Philippine banks expect to impose tighter lending standards in the fourth quarter of the year to corporate borrowers due to expectations that the country’s economic challenges will erode their credit-worthiness, according to a newly released central bank survey.
The survey, conducted in the previous quarter among senior loan officers, also showed that banks expected to impose more stringent credit rules on individual or household borrowers in the fourth quarter as tighter monetary policy drains excess cash from the financial system.
“Results based on the diffusion index approach showed that more respondent banks expect overall credit standards for business loans to tighten over the [fourth] quarter compared to those that expect the opposite, on account of banks’ less favorable economic outlook and expectations of a deterioration of the profile of their corporate borrowers,” the Bangko Sentral ng Pilipinas said regarding lending to enterprises.
This tightening was also evident in the just-concluded third quarter of 2018, which also saw banks impose stricter standards on lending to companies largely due to their perception of stricter financial system regulations.
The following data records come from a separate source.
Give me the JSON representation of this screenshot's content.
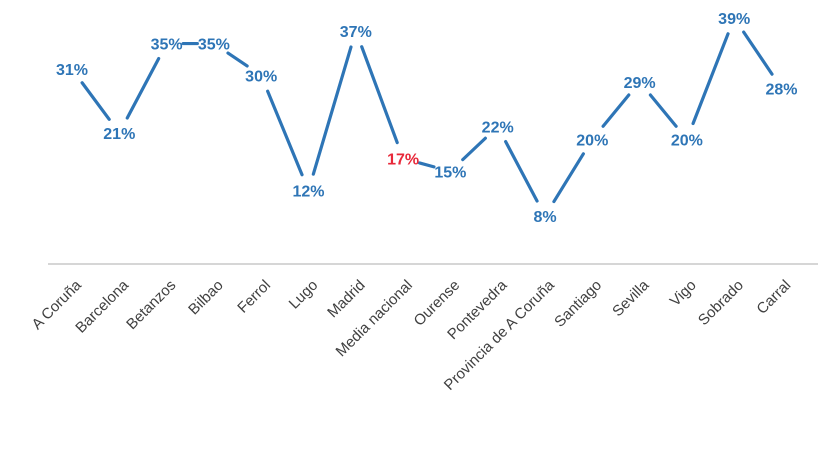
{
  "chart_data": {
    "type": "line",
    "categories": [
      "A Coruña",
      "Barcelona",
      "Betanzos",
      "Bilbao",
      "Ferrol",
      "Lugo",
      "Madrid",
      "Media nacional",
      "Ourense",
      "Pontevedra",
      "Provincia de A Coruña",
      "Santiago",
      "Sevilla",
      "Vigo",
      "Sobrado",
      "Carral"
    ],
    "values": [
      31,
      21,
      35,
      35,
      30,
      12,
      37,
      17,
      15,
      22,
      8,
      20,
      29,
      20,
      39,
      28
    ],
    "data_labels": [
      "31%",
      "21%",
      "35%",
      "35%",
      "30%",
      "12%",
      "37%",
      "17%",
      "15%",
      "22%",
      "8%",
      "20%",
      "29%",
      "20%",
      "39%",
      "28%"
    ],
    "highlight_index": 7,
    "title": "",
    "xlabel": "",
    "ylabel": "",
    "ylim": [
      0,
      40
    ],
    "grid": false,
    "legend": "none",
    "colors": {
      "line": "#2E75B6",
      "label": "#2E75B6",
      "highlight": "#E8293A",
      "axis": "#C8C8C8",
      "tick": "#404040"
    }
  }
}
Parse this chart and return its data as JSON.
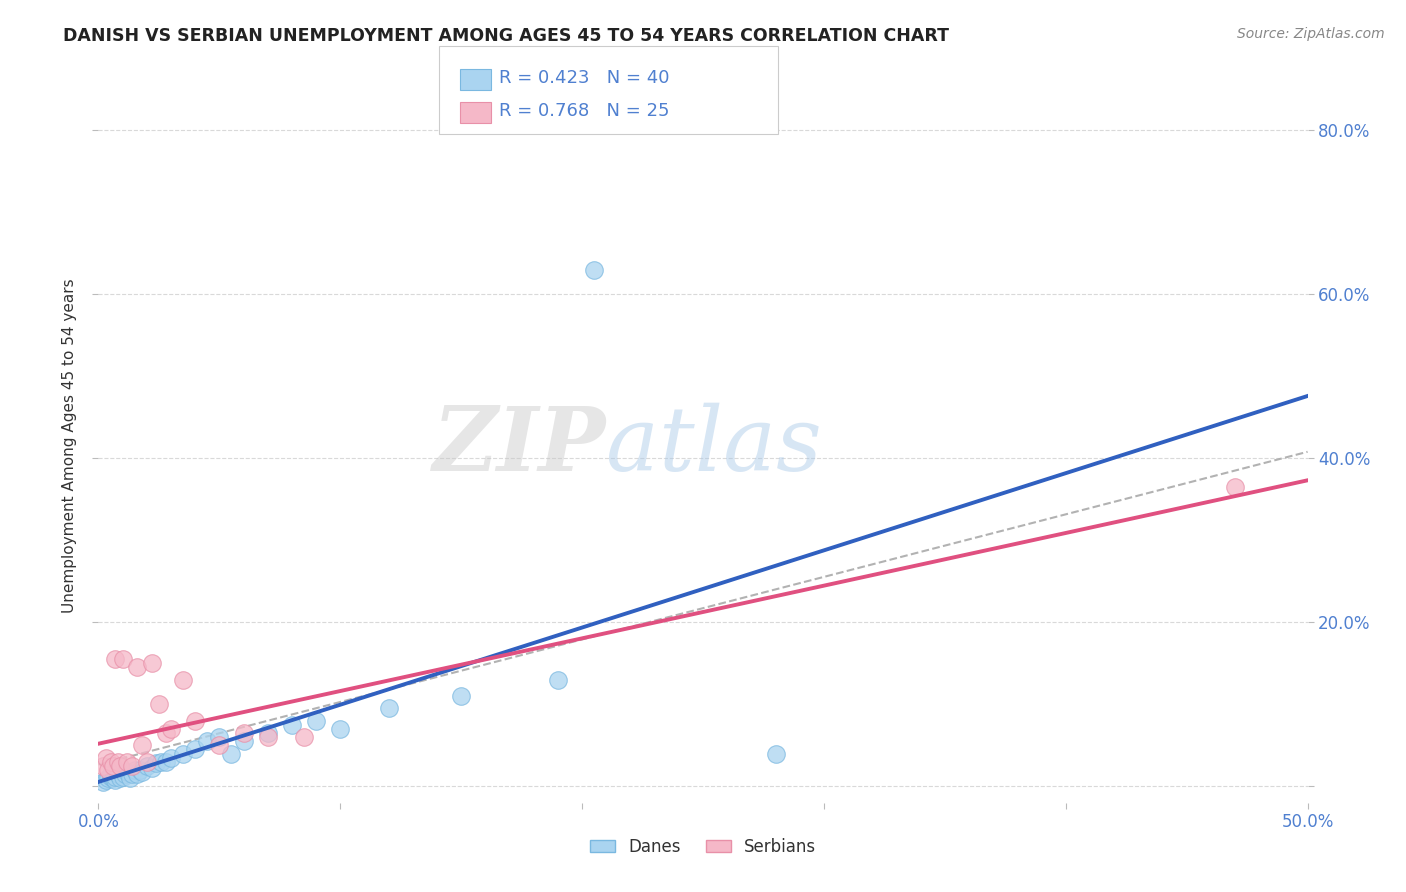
{
  "title": "DANISH VS SERBIAN UNEMPLOYMENT AMONG AGES 45 TO 54 YEARS CORRELATION CHART",
  "source": "Source: ZipAtlas.com",
  "ylabel": "Unemployment Among Ages 45 to 54 years",
  "xlim": [
    0.0,
    0.5
  ],
  "ylim": [
    -0.02,
    0.85
  ],
  "xticks": [
    0.0,
    0.1,
    0.2,
    0.3,
    0.4,
    0.5
  ],
  "xticklabels": [
    "0.0%",
    "",
    "",
    "",
    "",
    "50.0%"
  ],
  "yticks": [
    0.0,
    0.2,
    0.4,
    0.6,
    0.8
  ],
  "yticklabels": [
    "",
    "20.0%",
    "40.0%",
    "60.0%",
    "80.0%"
  ],
  "danes_x": [
    0.002,
    0.003,
    0.004,
    0.005,
    0.005,
    0.006,
    0.007,
    0.007,
    0.008,
    0.009,
    0.01,
    0.011,
    0.012,
    0.013,
    0.014,
    0.015,
    0.016,
    0.017,
    0.018,
    0.02,
    0.022,
    0.024,
    0.026,
    0.028,
    0.03,
    0.035,
    0.04,
    0.045,
    0.05,
    0.055,
    0.06,
    0.07,
    0.08,
    0.09,
    0.1,
    0.12,
    0.15,
    0.19,
    0.205,
    0.28
  ],
  "danes_y": [
    0.005,
    0.008,
    0.01,
    0.012,
    0.015,
    0.01,
    0.008,
    0.012,
    0.015,
    0.01,
    0.012,
    0.015,
    0.018,
    0.01,
    0.015,
    0.02,
    0.015,
    0.02,
    0.018,
    0.025,
    0.022,
    0.028,
    0.03,
    0.03,
    0.035,
    0.04,
    0.045,
    0.055,
    0.06,
    0.04,
    0.055,
    0.065,
    0.075,
    0.08,
    0.07,
    0.095,
    0.11,
    0.13,
    0.63,
    0.04
  ],
  "serbians_x": [
    0.002,
    0.003,
    0.004,
    0.005,
    0.006,
    0.007,
    0.008,
    0.009,
    0.01,
    0.012,
    0.014,
    0.016,
    0.018,
    0.02,
    0.022,
    0.025,
    0.028,
    0.03,
    0.035,
    0.04,
    0.05,
    0.06,
    0.07,
    0.085,
    0.47
  ],
  "serbians_y": [
    0.025,
    0.035,
    0.02,
    0.03,
    0.025,
    0.155,
    0.03,
    0.025,
    0.155,
    0.03,
    0.025,
    0.145,
    0.05,
    0.03,
    0.15,
    0.1,
    0.065,
    0.07,
    0.13,
    0.08,
    0.05,
    0.065,
    0.06,
    0.06,
    0.365
  ],
  "danes_color": "#aad4f0",
  "serbians_color": "#f5b8c8",
  "danes_edge_color": "#7ab8e0",
  "serbians_edge_color": "#e890a8",
  "danes_line_color": "#3060c0",
  "serbians_line_color": "#e05080",
  "danes_R": 0.423,
  "danes_N": 40,
  "serbians_R": 0.768,
  "serbians_N": 25,
  "watermark_zip": "ZIP",
  "watermark_atlas": "atlas",
  "background_color": "#ffffff",
  "grid_color": "#d0d0d0",
  "title_color": "#222222",
  "axis_label_color": "#333333",
  "tick_color": "#5080d0",
  "source_color": "#888888"
}
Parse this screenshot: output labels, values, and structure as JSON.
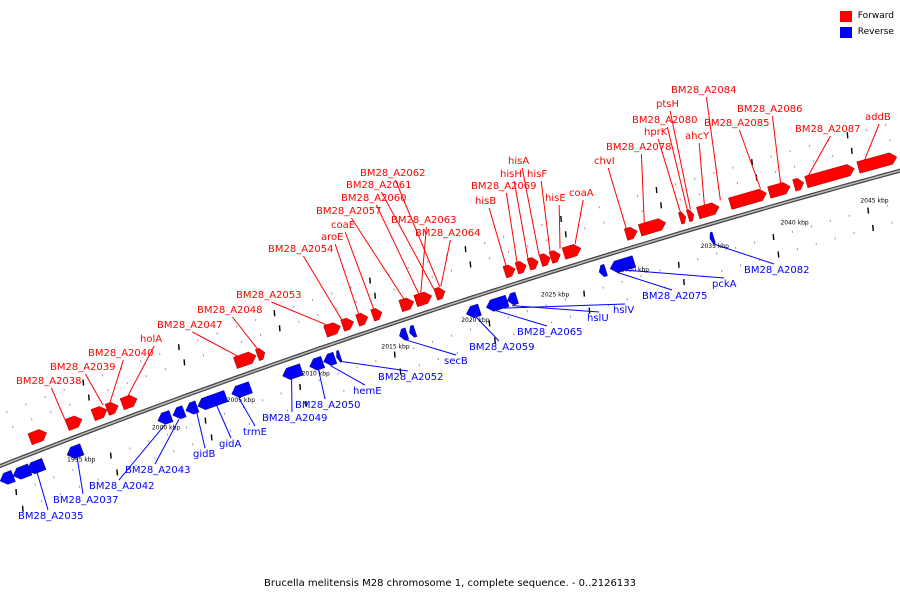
{
  "caption": "Brucella melitensis M28 chromosome 1, complete sequence. - 0..2126133",
  "legend": [
    {
      "label": "Forward",
      "color": "#ff0000"
    },
    {
      "label": "Reverse",
      "color": "#0000ff"
    }
  ],
  "colors": {
    "forward": "#ff0000",
    "reverse": "#0000ff",
    "backbone": "#777777"
  },
  "ticks": [
    {
      "label": "1995 kbp"
    },
    {
      "label": "2000 kbp"
    },
    {
      "label": "2005 kbp"
    },
    {
      "label": "2010 kbp"
    },
    {
      "label": "2015 kbp"
    },
    {
      "label": "2020 kbp"
    },
    {
      "label": "2025 kbp"
    },
    {
      "label": "2030 kbp"
    },
    {
      "label": "2035 kbp"
    },
    {
      "label": "2040 kbp"
    },
    {
      "label": "2045 kbp"
    }
  ],
  "forward_labels": [
    "BM28_A2038",
    "BM28_A2039",
    "BM28_A2040",
    "holA",
    "BM28_A2047",
    "BM28_A2048",
    "BM28_A2053",
    "BM28_A2054",
    "aroE",
    "coaE",
    "BM28_A2057",
    "BM28_A2060",
    "BM28_A2061",
    "BM28_A2062",
    "BM28_A2063",
    "BM28_A2064",
    "hisB",
    "BM28_A2069",
    "hisH",
    "hisA",
    "hisF",
    "hisE",
    "coaA",
    "chvI",
    "BM28_A2078",
    "hprK",
    "BM28_A2080",
    "ptsH",
    "ahcY",
    "BM28_A2084",
    "BM28_A2085",
    "BM28_A2086",
    "BM28_A2087",
    "addB"
  ],
  "reverse_labels": [
    "BM28_A2035",
    "BM28_A2037",
    "BM28_A2042",
    "BM28_A2043",
    "gidB",
    "gidA",
    "trmE",
    "BM28_A2049",
    "BM28_A2050",
    "hemE",
    "BM28_A2052",
    "secB",
    "BM28_A2059",
    "BM28_A2065",
    "hslU",
    "hslV",
    "BM28_A2075",
    "pckA",
    "BM28_A2082"
  ]
}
The survey revealed that banks during the previous quarter imposed stricter collateral requirements and loan covenants and increased use of interest rate floors.
“In terms of borrower firm size, banks’ responses indicated a net tightening of credit standards for loans across all firm sizes, namely top corporations, large middle-market enterprises, small and medium enterprises (SMEs) and micro-enterprises based on the DI approach,” the central bank said.
Meanwhile, the central bank said that diffusion index-based results pointed to expectations of overall net tightening of credit standards for household loans in the fourth quarter of 2018 as respondent banks anticipate a deterioration in the liquidity of their portfolio and a decreased deposit base.
The third quarter also saw banks become more conservative when granting auto loans and personal or salary loans.
“The overall net tightening of standards for household loans reflected reduced credit line sizes, stricter collateral requirements and loan covenants, shorter loan maturities and increased use of interest rate floors,” the BSP said. “Respondent banks attribute the tightening of overall credit standards for household loans to their reduced tolerance for risk, deterioration in the liquidity of banks’ portfolio as well as in borrowers’ profiles, and less favorable economic outlook.”
The BSP has been conducting the SLOS since 2009 to gain a better understanding of banks’ lending behavior, which is an important indicator of the strength of credit activity in the country.
The survey also helps regulators assess the robustness of credit demand conditions.